L'anno prima della sua morte, nel 1888, era stato a Roma, per compiere la «Visita ad Limina».

Non aggiungo altri particolari, altri fatti od informazioni. Debbo ora dare la risposta alla domanda: «Che cosa dice a noi, ad un secolo di distanza, la vita apostolica del Patriarca Bracco, non disgiunta da quella del Patriarca Valerga»?

1. Il Sacerdozio, la missione della Chiesa, la sua natura essenzialmente missionaria, hanno la loro ragion d’essere nella verità assoluta ed intramontabile che in Gesù Cristo unicamente c’è la Salvezza, perché Egli è il Figlio di Dio, è il Verbo Incarnato; che Dio può essere conosciuto soltanto in Gesù Cristo; che la comunione di vita con il Padre che sta nei Cieli può essere realizzata solamente in Cristo: la Chiesa esiste ed agisce per far conoscere e portare Gesù Cristo.

2. Non si possono instaurare autentiche Missioni Cattoliche o giuste relazioni ecumeniche con cristiani non cattolici o con non cristiani al di fuori della verità appena enunciata, e al di fuori della convinzione ferma, da non mettersi mai in dubbio, che nessuna Chiesa, d'Oriente o d'Occidente, può essere pienamente la Chiesa di Cristo senza autentica comunione di Fede, di Sacramenti e di Disciplina con la Chiesa dell'Apostolo Pietro con la Chiesa di Roma.

3. La vita di una Chiesa particolare, la sua capacità di azione e di apostolato, sono determinate dalla vita e dal ministero sacro, sacerdotale: la formazione del Clero e la cura di vocazioni sono sempre essenziali, di vitale importanza

4. Le caratteristiche di un vero Pastore sono necessariamente bontà e paternità; profonda pietà, senza la quale qualsiasi attività perde il suo carattere soprannaturale; preparazione e fedeltà dottrinale; zelo apostolico-missionario, fondato e sorretto dalla Fede in Gesù Cristo.

5. La continuità, non solamente nella Fede e nei Sacramenti, ma anche nella Disciplina e nel governo è caratteristica fondamentale della vita della Chiesa; è deleterio, nocivo per la fede e per 1'impegno cristiano il dare anche solo l’impressione di reali o di possibili mutamenti radicali o di rotture; i cambiamenti, nella Chiesa non possono che riguardare la forma, ciò che è contingente, mai ciò che è essenziale.

6. Accanto a uomini grandi e santi facilmente sorgono uomini grandi e santi: la virtù, la santità, il bene, l'amore alla verità, la dedizione alle grandi cause, lo zelo per la salvezza delle anime, sono tutte realtà contagiose; la semplice conoscenza di esse già genera volontà di imitazione.

7. Le sane famiglie cristiane e le autentiche comunità di fede non possono non essere terreno fecondo per vocazioni sacerdotali-missionarie.

Queste sono alcune verità (certamente non tutte), e strade da percorrere, ispiratemi da una conoscenza-per ora incompleta, non approfondita-della vita del Patriarca Giovanni Vincenzo Bracco e di quella del Patriarca Giuseppe Valerga, figli e gloria sicura della nostra Chiesa di Albenga-Imperia.

Mario Vescovo

Tratto da 'Ascoltami'

Stemma Episcopale di Monsignor Vincenzo Giovanni Battista BRACCO

Nello stemma del Patriarca appaiono tre particolari salienti: la torre del suo paese natale, Torrazza, il cane bracco che ne evoca il cognome e la croce Patriarcale che sovrasta lo scudo stesso.

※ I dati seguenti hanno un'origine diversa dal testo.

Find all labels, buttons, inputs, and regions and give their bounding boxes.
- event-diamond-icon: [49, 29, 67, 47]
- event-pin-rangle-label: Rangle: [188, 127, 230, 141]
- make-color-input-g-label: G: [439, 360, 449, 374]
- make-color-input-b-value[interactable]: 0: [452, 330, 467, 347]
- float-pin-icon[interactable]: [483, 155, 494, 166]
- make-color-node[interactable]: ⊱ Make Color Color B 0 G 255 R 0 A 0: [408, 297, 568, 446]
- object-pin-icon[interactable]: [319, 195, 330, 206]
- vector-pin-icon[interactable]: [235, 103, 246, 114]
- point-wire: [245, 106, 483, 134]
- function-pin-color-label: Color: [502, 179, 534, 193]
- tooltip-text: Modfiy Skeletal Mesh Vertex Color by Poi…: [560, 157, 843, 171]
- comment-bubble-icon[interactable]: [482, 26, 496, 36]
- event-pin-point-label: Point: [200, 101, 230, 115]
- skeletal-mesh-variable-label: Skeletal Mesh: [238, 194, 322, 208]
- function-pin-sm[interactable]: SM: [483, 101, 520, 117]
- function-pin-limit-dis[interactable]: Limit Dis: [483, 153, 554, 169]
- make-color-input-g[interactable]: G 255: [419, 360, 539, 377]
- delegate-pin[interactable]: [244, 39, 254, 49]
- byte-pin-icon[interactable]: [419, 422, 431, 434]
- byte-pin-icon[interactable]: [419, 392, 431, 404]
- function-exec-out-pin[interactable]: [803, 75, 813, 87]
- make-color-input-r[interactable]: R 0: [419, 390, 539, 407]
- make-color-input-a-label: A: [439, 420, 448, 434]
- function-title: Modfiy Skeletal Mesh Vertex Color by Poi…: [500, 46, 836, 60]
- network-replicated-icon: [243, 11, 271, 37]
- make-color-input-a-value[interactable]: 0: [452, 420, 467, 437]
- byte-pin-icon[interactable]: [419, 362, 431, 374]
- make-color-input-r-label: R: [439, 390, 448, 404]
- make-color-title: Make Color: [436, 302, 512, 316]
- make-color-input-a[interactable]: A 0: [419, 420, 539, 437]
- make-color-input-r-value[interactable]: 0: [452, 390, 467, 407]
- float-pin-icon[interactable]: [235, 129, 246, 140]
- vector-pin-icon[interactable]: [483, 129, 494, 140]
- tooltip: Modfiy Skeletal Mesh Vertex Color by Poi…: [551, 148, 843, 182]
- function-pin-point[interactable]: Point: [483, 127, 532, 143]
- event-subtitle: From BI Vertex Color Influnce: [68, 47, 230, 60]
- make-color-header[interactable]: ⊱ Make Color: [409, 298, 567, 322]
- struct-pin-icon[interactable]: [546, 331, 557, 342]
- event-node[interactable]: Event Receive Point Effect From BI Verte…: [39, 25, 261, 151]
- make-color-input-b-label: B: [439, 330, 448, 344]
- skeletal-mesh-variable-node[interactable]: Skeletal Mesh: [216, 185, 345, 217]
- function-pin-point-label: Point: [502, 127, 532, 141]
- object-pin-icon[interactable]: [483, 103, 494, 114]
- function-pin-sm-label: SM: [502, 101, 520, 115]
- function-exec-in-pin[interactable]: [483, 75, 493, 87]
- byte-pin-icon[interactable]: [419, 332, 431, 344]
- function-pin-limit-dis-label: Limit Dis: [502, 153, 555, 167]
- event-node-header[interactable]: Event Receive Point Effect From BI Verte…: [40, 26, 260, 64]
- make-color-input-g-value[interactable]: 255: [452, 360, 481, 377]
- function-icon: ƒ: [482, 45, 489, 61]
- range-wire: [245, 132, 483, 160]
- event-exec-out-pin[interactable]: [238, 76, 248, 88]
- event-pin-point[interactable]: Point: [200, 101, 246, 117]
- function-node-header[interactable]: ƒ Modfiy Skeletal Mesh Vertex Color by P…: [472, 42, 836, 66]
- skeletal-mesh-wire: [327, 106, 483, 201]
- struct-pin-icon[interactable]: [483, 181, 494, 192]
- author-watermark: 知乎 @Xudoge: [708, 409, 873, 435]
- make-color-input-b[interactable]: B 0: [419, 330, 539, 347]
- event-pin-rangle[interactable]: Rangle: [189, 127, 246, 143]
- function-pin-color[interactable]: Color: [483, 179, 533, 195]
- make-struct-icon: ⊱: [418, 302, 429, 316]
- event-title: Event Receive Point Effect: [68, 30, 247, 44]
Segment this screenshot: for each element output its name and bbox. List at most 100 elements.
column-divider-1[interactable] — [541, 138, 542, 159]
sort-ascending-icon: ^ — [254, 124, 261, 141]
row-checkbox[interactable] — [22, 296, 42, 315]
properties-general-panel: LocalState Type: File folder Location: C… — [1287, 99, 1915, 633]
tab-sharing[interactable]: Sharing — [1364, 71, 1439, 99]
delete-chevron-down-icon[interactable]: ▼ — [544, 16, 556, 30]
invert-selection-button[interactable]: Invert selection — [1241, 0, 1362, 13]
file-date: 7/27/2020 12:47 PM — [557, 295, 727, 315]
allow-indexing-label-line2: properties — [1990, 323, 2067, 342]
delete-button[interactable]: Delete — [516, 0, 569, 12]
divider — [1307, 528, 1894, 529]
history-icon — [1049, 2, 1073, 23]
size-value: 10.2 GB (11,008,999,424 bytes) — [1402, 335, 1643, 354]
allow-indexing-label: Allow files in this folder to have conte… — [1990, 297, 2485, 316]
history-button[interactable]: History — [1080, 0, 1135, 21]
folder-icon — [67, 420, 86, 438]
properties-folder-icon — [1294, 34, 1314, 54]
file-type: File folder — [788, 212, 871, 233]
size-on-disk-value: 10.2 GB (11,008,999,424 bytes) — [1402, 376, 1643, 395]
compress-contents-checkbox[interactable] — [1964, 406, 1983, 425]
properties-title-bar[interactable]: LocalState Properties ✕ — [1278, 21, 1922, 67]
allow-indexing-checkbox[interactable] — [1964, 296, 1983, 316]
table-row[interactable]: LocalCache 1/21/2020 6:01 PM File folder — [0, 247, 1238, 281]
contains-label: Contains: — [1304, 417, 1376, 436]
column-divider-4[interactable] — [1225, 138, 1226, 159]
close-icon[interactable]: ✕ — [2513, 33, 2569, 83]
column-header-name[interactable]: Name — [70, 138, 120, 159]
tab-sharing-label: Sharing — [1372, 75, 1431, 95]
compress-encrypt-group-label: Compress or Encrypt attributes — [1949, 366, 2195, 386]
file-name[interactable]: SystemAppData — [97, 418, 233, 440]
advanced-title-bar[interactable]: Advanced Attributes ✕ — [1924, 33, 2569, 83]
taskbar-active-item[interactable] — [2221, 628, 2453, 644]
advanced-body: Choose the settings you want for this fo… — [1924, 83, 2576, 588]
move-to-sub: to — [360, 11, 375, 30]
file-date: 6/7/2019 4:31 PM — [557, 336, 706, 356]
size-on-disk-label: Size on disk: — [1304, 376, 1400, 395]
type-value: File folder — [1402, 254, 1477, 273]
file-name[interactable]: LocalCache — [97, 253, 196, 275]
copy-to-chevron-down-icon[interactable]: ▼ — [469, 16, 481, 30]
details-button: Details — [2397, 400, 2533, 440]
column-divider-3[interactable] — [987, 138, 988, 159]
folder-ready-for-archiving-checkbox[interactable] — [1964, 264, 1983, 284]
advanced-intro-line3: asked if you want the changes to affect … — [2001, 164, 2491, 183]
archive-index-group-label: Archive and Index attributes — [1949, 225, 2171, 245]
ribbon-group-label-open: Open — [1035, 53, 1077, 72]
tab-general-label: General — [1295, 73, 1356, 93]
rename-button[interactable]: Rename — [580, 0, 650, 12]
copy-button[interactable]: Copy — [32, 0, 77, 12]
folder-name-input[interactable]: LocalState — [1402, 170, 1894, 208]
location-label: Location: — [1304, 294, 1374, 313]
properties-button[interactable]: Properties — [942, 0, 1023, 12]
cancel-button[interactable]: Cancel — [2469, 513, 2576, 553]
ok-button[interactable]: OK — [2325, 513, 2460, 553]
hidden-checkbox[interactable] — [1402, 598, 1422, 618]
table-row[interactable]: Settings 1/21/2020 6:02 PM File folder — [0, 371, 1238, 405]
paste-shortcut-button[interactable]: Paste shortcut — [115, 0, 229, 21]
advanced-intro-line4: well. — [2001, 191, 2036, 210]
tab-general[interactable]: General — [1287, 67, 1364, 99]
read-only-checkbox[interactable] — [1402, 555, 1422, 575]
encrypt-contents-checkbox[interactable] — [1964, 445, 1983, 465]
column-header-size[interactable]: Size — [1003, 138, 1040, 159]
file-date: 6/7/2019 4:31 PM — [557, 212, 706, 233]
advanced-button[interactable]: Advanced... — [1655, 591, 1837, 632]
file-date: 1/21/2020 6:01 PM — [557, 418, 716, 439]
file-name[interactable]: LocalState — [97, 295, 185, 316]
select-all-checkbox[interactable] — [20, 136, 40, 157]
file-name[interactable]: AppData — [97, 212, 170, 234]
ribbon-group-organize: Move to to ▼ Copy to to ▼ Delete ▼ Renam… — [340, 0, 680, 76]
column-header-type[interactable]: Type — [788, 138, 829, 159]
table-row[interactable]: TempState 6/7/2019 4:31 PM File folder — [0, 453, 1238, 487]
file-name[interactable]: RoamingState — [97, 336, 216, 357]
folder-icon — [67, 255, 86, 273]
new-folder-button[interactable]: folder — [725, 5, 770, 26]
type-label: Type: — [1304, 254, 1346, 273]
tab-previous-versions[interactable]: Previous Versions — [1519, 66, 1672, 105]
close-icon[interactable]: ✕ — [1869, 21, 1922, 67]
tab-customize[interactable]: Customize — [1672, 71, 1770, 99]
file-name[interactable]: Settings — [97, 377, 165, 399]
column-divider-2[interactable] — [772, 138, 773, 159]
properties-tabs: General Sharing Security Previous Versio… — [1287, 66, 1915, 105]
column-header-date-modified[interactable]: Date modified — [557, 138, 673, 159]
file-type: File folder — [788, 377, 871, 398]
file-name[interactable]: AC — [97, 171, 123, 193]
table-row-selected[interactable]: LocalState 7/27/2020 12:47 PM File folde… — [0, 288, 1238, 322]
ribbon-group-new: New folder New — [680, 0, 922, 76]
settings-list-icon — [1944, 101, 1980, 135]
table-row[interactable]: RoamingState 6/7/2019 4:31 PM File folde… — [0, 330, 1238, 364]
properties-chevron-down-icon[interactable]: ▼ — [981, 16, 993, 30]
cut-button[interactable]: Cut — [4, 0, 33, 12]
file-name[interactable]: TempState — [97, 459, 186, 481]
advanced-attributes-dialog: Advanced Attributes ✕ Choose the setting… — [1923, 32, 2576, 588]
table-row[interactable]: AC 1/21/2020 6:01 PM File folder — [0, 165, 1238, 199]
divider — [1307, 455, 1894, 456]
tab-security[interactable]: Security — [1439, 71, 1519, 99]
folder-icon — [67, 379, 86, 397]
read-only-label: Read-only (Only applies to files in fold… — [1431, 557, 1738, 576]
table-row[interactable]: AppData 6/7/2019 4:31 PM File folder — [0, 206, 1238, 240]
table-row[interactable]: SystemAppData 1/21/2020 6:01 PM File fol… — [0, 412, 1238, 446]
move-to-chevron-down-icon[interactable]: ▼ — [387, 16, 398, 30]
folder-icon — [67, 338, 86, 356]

Questa croce ha due traverse: quella superiore, più  piccola, rappresenta l’iscrizione di Pilato (INRI) e quella inferiore é il supporto ove si stendevano le braccia di Cristo.

Hanno il titolo di Patriarcato, in Oriente, le Chiese fondate dagli Apostoli: la Chiesa di Gerusalemme fu appunto fondata da Giacomo “il minore” cugino di Gesù.

In qualità di Gran Maestro dell’Ordine dei Cavalieri del Santo Sepolcro, il Patriarca BRACCO, nei 17 anni del suo Patriarcato, nominò 1.116 Cavalieri tra cui il principe ereditario d’Austria, l’arciduca Rodolfo (1881) e l’arciduca Ferdinando (1885), l’imperatrice del Brasile Christina (1888), il presidente del Venezuela, generale A. Guzman-Blanco (1887). L’imperatore del Brasile, D. Pedro II, era stato nominato Cavaliere del S. Sepolcro dal Patriarca Valerga  nel 1870.